Gene Burd has taught and practiced journalism for 50 years, the last 32 years at Texas, and before that at Minnesota, Marquette, Northwestern, Iowa and at UCLA on a fellowship from the Los Angeles Times. He frequented Aspen Institute and Chautauqua in the early 1950s.
He wrote for the Kansas City Star, Albuquerque Journal, Houston Chronicle, Three Rivers, Michigan Commercial, and suburban weeklies in Los Angeles and Chicago, where he also wrote for Encyclopedia Britannica, and was one of the last residents of Jane Addams' Hull-House. He was on the city planning information staff of Chicago Mayor Richard Daley, was an adviser to Milwaukee Mayor Henry Maier, and a consultant to the Metropolitan Council of Minneapolis-St.

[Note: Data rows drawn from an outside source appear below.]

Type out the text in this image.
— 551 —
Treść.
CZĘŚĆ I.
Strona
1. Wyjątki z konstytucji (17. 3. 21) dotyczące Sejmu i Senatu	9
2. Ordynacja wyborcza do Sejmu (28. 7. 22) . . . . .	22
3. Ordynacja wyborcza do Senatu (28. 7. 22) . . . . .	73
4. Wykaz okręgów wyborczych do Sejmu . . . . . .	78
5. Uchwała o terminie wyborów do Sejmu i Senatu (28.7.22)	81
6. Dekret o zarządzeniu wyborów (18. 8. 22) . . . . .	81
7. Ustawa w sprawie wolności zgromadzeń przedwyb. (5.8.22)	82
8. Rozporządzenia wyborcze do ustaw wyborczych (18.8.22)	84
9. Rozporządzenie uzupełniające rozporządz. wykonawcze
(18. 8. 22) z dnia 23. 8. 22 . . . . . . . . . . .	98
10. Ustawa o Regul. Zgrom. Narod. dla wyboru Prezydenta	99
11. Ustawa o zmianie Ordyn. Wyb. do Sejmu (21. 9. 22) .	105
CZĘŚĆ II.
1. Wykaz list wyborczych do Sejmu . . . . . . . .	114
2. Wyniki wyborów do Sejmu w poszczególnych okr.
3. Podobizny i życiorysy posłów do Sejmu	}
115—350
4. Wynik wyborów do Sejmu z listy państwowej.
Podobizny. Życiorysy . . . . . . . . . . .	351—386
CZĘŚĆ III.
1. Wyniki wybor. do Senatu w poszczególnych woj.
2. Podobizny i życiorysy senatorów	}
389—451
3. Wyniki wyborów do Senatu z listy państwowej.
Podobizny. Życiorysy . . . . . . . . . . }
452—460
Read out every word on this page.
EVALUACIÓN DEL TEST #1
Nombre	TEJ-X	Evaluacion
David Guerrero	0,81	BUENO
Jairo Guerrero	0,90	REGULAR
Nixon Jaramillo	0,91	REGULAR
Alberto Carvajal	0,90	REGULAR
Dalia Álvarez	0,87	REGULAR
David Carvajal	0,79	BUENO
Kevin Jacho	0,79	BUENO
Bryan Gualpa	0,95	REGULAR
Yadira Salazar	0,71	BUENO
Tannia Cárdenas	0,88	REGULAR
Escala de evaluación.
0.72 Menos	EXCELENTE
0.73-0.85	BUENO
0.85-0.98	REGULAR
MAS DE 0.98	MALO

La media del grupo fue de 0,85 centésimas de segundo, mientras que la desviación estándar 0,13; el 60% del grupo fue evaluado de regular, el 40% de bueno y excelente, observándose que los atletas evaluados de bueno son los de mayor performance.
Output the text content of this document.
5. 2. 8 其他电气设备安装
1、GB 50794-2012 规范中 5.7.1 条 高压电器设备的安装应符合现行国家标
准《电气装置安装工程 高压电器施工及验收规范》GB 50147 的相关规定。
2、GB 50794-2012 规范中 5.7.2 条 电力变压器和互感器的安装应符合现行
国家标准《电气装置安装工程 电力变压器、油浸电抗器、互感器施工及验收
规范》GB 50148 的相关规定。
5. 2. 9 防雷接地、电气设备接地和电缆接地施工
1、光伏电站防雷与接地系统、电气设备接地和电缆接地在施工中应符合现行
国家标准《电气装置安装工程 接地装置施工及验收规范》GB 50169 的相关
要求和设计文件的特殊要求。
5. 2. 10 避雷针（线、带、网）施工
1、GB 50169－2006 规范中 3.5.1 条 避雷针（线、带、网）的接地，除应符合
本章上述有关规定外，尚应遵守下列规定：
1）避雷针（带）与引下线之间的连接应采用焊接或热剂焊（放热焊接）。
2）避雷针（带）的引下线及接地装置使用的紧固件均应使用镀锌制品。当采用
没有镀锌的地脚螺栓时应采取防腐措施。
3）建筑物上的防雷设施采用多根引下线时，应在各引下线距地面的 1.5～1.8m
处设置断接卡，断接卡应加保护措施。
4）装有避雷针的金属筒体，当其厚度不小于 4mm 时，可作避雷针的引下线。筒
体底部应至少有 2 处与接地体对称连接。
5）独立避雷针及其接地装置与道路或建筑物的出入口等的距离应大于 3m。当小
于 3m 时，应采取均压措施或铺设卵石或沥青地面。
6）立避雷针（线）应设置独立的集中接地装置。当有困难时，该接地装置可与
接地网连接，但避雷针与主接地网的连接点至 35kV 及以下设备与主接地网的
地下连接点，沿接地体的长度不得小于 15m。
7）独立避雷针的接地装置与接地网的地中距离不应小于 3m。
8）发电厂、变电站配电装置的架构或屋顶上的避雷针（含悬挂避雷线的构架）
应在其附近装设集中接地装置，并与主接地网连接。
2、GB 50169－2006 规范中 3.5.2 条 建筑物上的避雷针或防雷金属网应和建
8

Paul and the Denver Urban Observatory.
He was chair and/or a founder of three divisions of the Association for Education in Journalism and Mass Communication (AEJMC) over a 24-year period (for magazines, mass communication & society, qualitative/critical studies); and chaired for two years the mass communication division of the Western Social Science Association.
At Texas, he created courses in minority media, community journalism, urban communication, sports and music journalism, and critical/qualitative studies, and chaired the magazine sequence and graduate studies committees.
His research in 15 book chapters, more than 45 journal articles, 26 abstracts, many poems, and more than 200 conference presentations (including 75 refereed papers and 40 media workshops) has appeared in Journalism Quarterly, Journalism Educator, Journal of Communication Inquiry, Journal of Urban Affairs, Nation's Cities, National Civic Review, Quill, Ecquid Novi, Grassroots Editor, Studies in Journalism and Mass Communication, American National Biography, Mass Comm Review, Urban Affairs Annual Reviews, Southwestern Mass Communication Journal, Journalism History, Heritage of the Great Plains, Sporting Dystopias and Ethnic Media in America.
He has presented research to AEJMC, International Communication Association, National Communication Association, Popular Culture Association, America Political Science Association, American Studies Association, American Sociological Association, as well as to numerous newspaper and regional scholarly associations. At Texas, he has taught 15 courses and supervised 70 master's theses and reports.